The scope of the backup only includes Gitaly, and not other components of the instance requiring persistent storage such as Redis. This is achieved by defining a ProtectedApplication object with a matchLabels selector for app: gitaly. This ProtectedApplication is deployed as part of the gitlab-extras chart. One thing to note is that the selector includes a lot more than just the PersistentVolume containing Gitaly data - it also pulls in things like ServiceMonitors which we don’t need or want to restore as well, so we try to limit the restoration process to only the things we need to be restored.

Procedure

Section titled “Procedure”
  1. If you haven’t already, set your kubectl context to the ops-central GKE cluster and connect to it: glsh kube use-cluster ops-central
  2. Check that the existing Gitaly PV has a ReclaimPolicy of Retain: kubectl get pv <name-of-pvc> --namespace gitlab
  3. Scale down the Gitaly StatefulSet: kubectl scale statefulsets ops-gitlab-gitaly --replicas=0 --namespace gitlab
  4. Delete the Gitaly PVC: kubectl delete pvc repo-data-ops-gitlab-gitaly-0 --namespace gitlab.
    • After this the status of the PV should be Released.
  5. Run the restore plan. You can do this via the GCP console or using gcloud (note that the gcloud interface is under the beta component)
    • In the GCP console:
      • Click on the Set up a restore button next to the latest backup on the backups page
      • In the form:
        • For “Choose a restore plan” select ops-gitaly-restore-plan
        • For “Name the restore” enter cr-18439-test-restore
        • Expand “Show advanced options” and tick “Enable fine-grained restore”
        • Under “Inclusion filters” click “Add Filter Condition”
        • In the sidebar form, enter PersistentVolumeClaim in “Object kind” and leave the other fields blank
        • Save changes and hit the Restore button
    • Using gcloud:

      • Create and save a filter file filter.yaml with the following content in your working directory:

         inclusionFilters:
          - groupKind:
              resourceKind: PersistentVolumeClaim

      • Get the name of the backup you want to restore on this page. If in doubt just use the latest one.

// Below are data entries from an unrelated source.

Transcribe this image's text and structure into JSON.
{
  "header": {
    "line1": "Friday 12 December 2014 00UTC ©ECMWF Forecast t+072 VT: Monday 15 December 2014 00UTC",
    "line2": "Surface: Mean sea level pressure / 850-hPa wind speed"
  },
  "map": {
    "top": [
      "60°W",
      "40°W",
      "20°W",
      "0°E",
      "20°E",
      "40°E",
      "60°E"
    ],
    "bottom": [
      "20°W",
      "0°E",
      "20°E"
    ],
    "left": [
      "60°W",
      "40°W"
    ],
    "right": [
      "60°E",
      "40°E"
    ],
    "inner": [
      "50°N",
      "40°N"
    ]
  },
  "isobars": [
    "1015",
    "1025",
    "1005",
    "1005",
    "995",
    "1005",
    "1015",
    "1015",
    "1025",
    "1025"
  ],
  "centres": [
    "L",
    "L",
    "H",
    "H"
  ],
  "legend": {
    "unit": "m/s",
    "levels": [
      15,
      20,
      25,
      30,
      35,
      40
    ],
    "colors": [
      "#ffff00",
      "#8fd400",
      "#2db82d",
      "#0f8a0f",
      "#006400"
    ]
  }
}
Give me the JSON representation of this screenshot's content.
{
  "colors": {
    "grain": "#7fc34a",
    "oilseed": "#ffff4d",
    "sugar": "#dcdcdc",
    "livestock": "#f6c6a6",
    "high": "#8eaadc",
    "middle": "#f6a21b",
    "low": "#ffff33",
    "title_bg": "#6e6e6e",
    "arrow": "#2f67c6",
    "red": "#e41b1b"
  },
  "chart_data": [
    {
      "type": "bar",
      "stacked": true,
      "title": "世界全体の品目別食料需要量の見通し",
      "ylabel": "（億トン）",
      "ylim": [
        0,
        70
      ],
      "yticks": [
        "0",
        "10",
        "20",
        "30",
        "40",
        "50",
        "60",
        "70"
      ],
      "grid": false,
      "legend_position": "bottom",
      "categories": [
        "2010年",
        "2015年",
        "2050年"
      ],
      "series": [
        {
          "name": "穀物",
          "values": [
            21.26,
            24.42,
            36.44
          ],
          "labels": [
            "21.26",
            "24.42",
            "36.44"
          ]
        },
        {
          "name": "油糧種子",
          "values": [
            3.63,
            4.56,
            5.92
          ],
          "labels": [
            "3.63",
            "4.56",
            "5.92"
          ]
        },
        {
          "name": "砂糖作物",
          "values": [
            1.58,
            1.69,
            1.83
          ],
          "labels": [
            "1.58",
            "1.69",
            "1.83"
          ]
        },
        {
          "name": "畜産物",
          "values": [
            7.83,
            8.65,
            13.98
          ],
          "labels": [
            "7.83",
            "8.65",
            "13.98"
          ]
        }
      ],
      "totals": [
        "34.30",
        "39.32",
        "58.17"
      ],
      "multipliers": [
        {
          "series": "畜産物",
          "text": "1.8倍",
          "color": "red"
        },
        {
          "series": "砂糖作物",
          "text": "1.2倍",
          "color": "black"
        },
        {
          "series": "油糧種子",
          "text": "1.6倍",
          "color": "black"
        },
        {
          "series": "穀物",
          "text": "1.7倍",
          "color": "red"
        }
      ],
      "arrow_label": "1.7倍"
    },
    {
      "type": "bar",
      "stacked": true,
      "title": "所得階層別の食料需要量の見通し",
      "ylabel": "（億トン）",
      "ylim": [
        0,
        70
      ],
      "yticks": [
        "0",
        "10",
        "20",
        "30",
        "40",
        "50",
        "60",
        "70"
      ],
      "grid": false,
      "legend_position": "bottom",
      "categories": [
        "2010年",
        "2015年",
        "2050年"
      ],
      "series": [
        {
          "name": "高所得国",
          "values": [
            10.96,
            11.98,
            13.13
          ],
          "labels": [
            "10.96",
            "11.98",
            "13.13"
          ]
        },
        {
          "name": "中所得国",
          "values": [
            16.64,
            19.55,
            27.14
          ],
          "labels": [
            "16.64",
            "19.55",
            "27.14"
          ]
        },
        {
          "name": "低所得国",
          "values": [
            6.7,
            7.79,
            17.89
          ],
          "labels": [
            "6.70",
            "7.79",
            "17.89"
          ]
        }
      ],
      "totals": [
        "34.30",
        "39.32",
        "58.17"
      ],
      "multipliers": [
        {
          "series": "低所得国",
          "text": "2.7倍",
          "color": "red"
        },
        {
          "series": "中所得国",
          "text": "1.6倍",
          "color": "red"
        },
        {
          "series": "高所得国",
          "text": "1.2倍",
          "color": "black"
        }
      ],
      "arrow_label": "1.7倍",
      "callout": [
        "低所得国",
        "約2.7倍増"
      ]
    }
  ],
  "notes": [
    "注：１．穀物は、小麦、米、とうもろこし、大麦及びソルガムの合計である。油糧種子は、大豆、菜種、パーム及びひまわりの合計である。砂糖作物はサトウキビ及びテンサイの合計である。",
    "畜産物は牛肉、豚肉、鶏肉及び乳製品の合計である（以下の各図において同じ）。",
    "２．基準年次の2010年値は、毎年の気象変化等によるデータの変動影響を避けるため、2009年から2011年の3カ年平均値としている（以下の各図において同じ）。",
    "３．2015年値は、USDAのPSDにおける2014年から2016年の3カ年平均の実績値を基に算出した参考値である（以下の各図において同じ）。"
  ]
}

      • Run the following command: gcloud beta container backup-restore restores create ops-gitaly-restore --project=gitlab-ops --location=us-west1 --restore-plan=ops-gitaly-restore-plan --backup=<name-of-backup> --filter-file=filter.yaml

  6. A new PVC repo-data-ops-gitlab-gitaly-0 should have been created.
    • If its status is stuck at waiting for first consumer to be created before binding, this is expected!
  7. Scale the Gitaly STS back to 1: kubectl scale statefulsets ops-gitlab-gitaly --replicas=1 --namespace gitlab
  8. After a few minutes, that the restored PV is now claimed by the PVC: kubectl get pvc repo-data-ops-gitlab-gitaly-0 --namespace gitlab

After restoration, it might be a good idea to check that all Git operations work as expected.